L’actionnaire majoritaire conteste la décision de la cour d’appel qui a fait droit à cette demande ; il invoque le caractère tardif de la levée de l’option, survenue après la résiliation du protocole d’accord.

La Cour de cassation valide la décision de la cour d’appel :

- le protocole d'accord concerné constituait une convention à durée indéterminée, comme telle toujours susceptible de résiliation unilatérale ; la faculté de rompre ne peut s'exercer de façon abusive et son auteur doit faire connaître ses intentions suffisamment à l'avance pour permettre à son cocontractant de prendre parti ; un préavis était sous-entendu au protocole car inhérent au mécanisme de la rupture unilatérale ; la cour d'appel, qui a souverainement estimé à six mois la durée du préavis raisonnable, a pu retenir que la résiliation du protocole était intervenue prématurément ;

- ce protocole contenait des promesses croisées d'achat et de vente, l'associé minoritaire promettant de vendre ses titres si l'associé majoritaire le lui demandait, et l'associé majoritaire promettant d'acquérir les titres du minoritaire si celui-ci entendait sortir de la société, le tout selon un prix déterminable ; les promesses d'achat et de vente que s'étaient consenties les parties étaient synallagmatiques, ayant le même objet et stipulées dans les mêmes termes, et la vente était donc parfaite dès la levée de l'option ; ce protocole n’ayant été résilié que six mois après la notification de la résiliation, la promesse d’achat de l’actionnaire majoritaire demeurait valable lors de la levée de l’option.
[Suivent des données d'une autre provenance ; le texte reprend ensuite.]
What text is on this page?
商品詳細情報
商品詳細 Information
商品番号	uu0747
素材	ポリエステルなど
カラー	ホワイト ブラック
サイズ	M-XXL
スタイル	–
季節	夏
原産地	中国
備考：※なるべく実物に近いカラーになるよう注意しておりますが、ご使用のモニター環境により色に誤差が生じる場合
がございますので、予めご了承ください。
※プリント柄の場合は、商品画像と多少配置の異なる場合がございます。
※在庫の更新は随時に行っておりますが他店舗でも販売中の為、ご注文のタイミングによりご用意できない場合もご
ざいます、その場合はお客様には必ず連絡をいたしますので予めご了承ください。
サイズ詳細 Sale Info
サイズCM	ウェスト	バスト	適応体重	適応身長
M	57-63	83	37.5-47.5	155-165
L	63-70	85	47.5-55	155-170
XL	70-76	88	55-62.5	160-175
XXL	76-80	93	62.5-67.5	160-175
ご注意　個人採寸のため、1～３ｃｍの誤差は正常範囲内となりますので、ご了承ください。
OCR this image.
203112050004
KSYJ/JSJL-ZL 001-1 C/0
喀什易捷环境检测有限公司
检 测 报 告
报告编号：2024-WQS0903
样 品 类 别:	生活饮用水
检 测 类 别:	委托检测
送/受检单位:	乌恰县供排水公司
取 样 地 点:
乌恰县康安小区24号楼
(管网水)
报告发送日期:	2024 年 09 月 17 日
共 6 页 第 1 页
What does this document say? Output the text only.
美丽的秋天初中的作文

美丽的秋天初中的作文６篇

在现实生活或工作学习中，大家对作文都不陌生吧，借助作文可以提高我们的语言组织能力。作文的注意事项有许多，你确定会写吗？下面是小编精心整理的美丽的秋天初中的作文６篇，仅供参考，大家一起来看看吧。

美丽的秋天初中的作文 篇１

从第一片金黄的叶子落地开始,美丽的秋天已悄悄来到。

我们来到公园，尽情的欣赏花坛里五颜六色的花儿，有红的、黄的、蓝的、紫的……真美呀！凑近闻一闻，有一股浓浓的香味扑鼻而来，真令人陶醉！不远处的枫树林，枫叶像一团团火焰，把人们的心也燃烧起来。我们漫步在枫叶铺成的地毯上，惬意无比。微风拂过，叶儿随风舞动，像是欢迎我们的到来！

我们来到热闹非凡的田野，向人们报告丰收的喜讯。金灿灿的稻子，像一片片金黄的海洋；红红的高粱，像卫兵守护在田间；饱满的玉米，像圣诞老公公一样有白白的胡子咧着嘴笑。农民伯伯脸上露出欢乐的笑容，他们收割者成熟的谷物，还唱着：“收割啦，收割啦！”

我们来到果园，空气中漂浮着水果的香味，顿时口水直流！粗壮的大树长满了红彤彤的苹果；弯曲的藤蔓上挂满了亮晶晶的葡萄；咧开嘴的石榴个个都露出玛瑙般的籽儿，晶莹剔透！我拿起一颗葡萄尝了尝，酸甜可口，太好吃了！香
A noter : illustration intéressante combinant les principes qui régissent la résiliation unilatérale d’un contrat et ceux applicables aux promesses croisées d’achat et de vente.

1. Lorsque le contrat est conclu pour une durée indéterminée, chaque partie peut y mettre fin à tout moment, sous réserve de respecter le délai de préavis contractuellement prévu ou, à défaut, un délai raisonnable (C. civ. art. 1211 issu de ord. 2016-131 du 10-2-2016 ; auparavant jurisprudence constante, notamment Cass. 1e civ. 16-5-2006 n° 03-10.328 F-D : RJDA 8-9/06 n° 866 exigeant un préavis raisonnable compte tenu de l’ancienneté des relations des parties ; Cass. com. 26-1-2010 n° 09-65.086 F-PB : RJDA 5/10 n° 470). Le juge du fond apprécie souverainement le caractère raisonnable du préavis (Cass. 1e civ. 19-2-2002 n° 00-10.292 F-D : RJDA 7/02 n° 729).

2. S’agissant des promesses croisées, la Cour de cassation a jugé que l'échange d'une promesse unilatérale d'achat et d'une promesse unilatérale de vente réalise une promesse synallagmatique de vente valant vente définitive dès lors que les deux promesses réciproques ont le même objet et qu'elles sont stipulées dans les mêmes termes (Cass. com. 22-11-2005 n° 04-12.183 F-PB : RJDA 4/06 n° 396). Elle avait en conséquence cassé l’arrêt d’une cour d’appel qui avait déclaré les promesses caduques en l’absence de toute levée d’option.

Dans l’arrêt de 2017, les promesses répondaient aux caractéristiques retenues dans l'affaire de 2005 mais la vente n’est déclarée formée qu’en raison de la levée de l’option. Cette solution doit, à notre avis, être rapprochée de la définition de la promesse unilatérale, telle qu’elle est désormais fixée par l’article 1124 du Code civil (issu de ord. 2016-131 du 10-2-2016). En vertu de ce texte, constitue une promesse unilatérale le contrat par lequel une partie, le promettant, accorde à l'autre, le bénéficiaire, le droit d'opter pour la conclusion d'un contrat dont les éléments essentiels sont déterminés, et pour la formation duquel ne manque que le consentement du bénéficiaire. En l’espèce, les promesses croisées comportaient bien chacune une option ; elles étaient synallagmatiques en ce qu’elles offraient des options réciproques mais elles ne valaient pas pour autant vente, tant que l’une ou l’autre des options n’avait pas été levée. Dans l’affaire de 2005, les promesses en cause étaient rédigées dans des termes qui manifestaient des engagements réciproques et fermes d’achat et de vente « au plus tard » à une date donnée mais elles ne comportaient pas à proprement parler d’option. La vente pouvait être considérée comme formée par l’échange des promesses.